Writers in the United States face escalating risks amid a global crackdown on free speech, PEN America warned in its annual Freedom to Write Index, revealing that 375 writers were jailed worldwide in 2024—a sixth consecutive yearly increase, The Guardian reported. The report highlights a troubling shift as repression spreads to countries historically known for open expression, including the U.S., where the Trump administration’s policies are stoking fears of McCarthy-era-style censorship.
China remains the worst offender, imprisoning 118 writers (up from 107 in 2023), followed by Iran (43, down from 49) and Israel (21, including 8 held without trial)—a stark contrast to its democratic claims.
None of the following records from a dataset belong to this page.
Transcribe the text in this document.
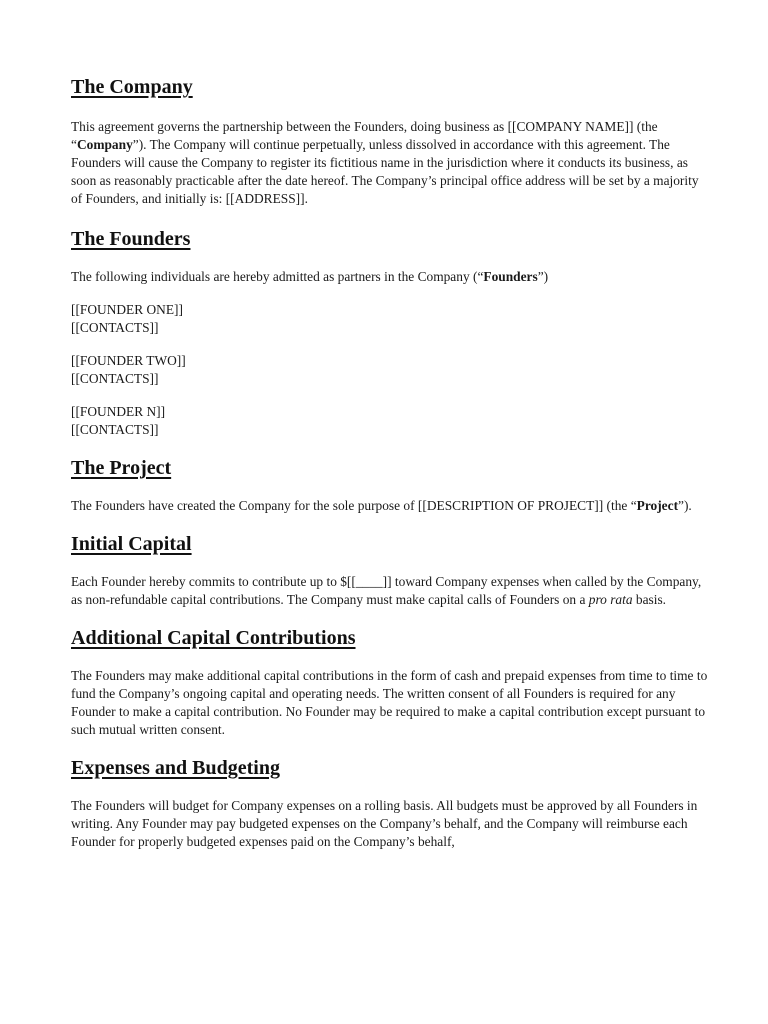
The Company

This agreement governs the partnership between the Founders, doing business as [[COMPANY NAME]] (the “Company”). The Company will continue perpetually, unless dissolved in accordance with this agreement. The Founders will cause the Company to register its fictitious name in the jurisdiction where it conducts its business, as soon as reasonably practicable after the date hereof. The Company’s principal office address will be set by a majority of Founders, and initially is: [[ADDRESS]].

The Founders

The following individuals are hereby admitted as partners in the Company (“Founders”)

[[FOUNDER ONE]]

[[CONTACTS]]

[[FOUNDER TWO]]

[[CONTACTS]]

[[FOUNDER N]]

[[CONTACTS]]

The Project

The Founders have created the Company for the sole purpose of [[DESCRIPTION OF PROJECT]] (the “Project”).

Initial Capital

Each Founder hereby commits to contribute up to $[[____]] toward Company expenses when called by the Company, as non-refundable capital contributions. The Company must make capital calls of Founders on a pro rata basis.

Additional Capital Contributions

The Founders may make additional capital contributions in the form of cash and prepaid expenses from time to time to fund the Company’s ongoing capital and operating needs. The written consent of all Founders is required for any Founder to make a capital contribution. No Founder may be required to make a capital contribution except pursuant to such mutual written consent.

Expenses and Budgeting

The Founders will budget for Company expenses on a rolling basis. All budgets must be approved by all Founders in writing. Any Founder may pay budgeted expenses on the Company’s behalf, and the Company will reimburse each Founder for properly budgeted expenses paid on the Company’s behalf,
Russia, Saudi Arabia, Egypt, and Turkey also feature prominently.
PEN America’s director, Karin Deutsch Karlekar, cited the case of Rümeysa Öztürk, a Turkish Fulbright scholar detained for criticizing Israel’s Gaza offensive, as emblematic of a broader “chilling effect” in the U.S. She warned that domestic writers could soon appear in the index, citing rising self-censorship on issues like Palestine and climate change rights under government pressure.

The report underscores how attacks on writers precede broader democratic erosion, urging democracies to defend free expression globally. With the U.S. retreating from its role as a human rights advocate, PEN warns the trend could worsen imprisonments abroad.
PEN’s index generally includes fiction authors, poets, singer-songwriters, online writers and opinion writers, while excluding journalists who write news reports.